Emily plucked tissues from the box, buried her face in them, and sobbed.
“I had something. For a new song. I had something.” Words, as always, failed her when trying to describe the ineffable creative process. “I went into my studio to work, to start playing with it, using a melody I’d written down months ago, and my notebook wasn’t there! What the hell, Emily?”
Emily’s tear-streaked face lifted from the soggy tissues. “You don’t understand what it’s like to be me! I’m just Queen Maud’s little sister, stuck in Lancaster while you go off and tour the world and pose on the red carpet and date famous guys. You don’t know what it’s like to be a nobody!”
“Emily, what the hell are you talking about? I do know what that’s like,” Cady said, bewildered. “You know I do. You were there when I was a nobody!”
“But we were nobodies together!” Emily wailed. “Now you’re famous and I’m just a stupid high school kid who can’t even get followers on Instagram. Every time Ella Bergstrom gets chosen for another fashion show or gets another profile, she tells me how great she’s doing all on her own, without her famous big sister’s help. Why don’t you go to premieres with Maud? Why isn’t Maud wearing your designs? I’m a failure.
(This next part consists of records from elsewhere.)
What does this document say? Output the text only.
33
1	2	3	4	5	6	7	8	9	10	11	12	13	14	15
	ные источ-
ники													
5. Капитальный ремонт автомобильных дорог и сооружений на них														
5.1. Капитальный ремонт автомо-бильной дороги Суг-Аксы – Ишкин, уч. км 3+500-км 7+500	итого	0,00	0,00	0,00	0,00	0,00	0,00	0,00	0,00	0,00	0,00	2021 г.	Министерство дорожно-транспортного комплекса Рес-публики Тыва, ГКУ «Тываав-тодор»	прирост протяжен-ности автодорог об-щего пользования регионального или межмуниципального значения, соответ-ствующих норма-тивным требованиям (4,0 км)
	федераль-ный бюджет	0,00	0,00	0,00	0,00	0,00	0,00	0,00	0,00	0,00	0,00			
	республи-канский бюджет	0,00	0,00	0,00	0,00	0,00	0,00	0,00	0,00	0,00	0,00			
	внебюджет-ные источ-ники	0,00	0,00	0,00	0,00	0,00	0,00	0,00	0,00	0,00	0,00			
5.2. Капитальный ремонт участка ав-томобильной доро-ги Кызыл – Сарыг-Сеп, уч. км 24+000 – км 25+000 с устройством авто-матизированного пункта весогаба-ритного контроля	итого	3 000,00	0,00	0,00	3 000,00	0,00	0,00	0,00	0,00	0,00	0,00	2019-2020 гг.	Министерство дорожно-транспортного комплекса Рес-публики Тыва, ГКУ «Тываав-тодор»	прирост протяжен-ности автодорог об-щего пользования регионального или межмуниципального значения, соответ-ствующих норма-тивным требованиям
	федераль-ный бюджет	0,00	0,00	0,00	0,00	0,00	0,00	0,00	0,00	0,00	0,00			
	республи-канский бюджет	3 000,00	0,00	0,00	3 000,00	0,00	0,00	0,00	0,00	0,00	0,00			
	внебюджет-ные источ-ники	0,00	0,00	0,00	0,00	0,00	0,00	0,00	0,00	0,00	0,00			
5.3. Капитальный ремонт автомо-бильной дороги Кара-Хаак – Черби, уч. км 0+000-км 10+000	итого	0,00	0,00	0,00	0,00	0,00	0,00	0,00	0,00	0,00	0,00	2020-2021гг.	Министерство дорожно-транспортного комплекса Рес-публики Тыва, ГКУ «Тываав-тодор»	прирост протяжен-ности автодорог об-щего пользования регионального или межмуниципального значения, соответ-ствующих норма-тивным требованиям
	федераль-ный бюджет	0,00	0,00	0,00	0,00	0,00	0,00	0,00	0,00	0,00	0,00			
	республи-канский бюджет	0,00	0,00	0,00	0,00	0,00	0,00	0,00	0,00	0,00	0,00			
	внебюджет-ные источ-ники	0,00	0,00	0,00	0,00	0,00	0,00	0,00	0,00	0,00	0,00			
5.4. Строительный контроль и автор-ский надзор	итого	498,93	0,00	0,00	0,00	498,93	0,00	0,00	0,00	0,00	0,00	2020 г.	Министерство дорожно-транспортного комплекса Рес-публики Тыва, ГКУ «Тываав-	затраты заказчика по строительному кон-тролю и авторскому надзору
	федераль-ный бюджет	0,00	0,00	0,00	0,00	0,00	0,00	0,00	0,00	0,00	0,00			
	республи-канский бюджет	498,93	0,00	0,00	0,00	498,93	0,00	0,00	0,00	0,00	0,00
I’m not going to get into Parsons.”
Forget about maintaining equanimity in the face of a rival’s greater success; Cady would have cheerfully splashed bleach all over Ella Bergstrom’s workshop. “But why did you steal Nana’s bracelet, and my notebook?”
Emily blew her nose. “Because I thought if you got frightened, you’d move home again.”
“Oh, Em,” Cady said.
More sobs. “You’re leaving again, so soon!”
Notebook still clutched protectively to her chest, Cady sat down on the wingback recliner and watched Emily’s shoulders shudder like her heart was breaking. Cady raised her voice a little. “Emily, that’s crazy. There’s no room for me here. You need that space in my old room to work on your portfolio. You had to know that. You’ve been acting weird ever since the concert. What’s really going on?”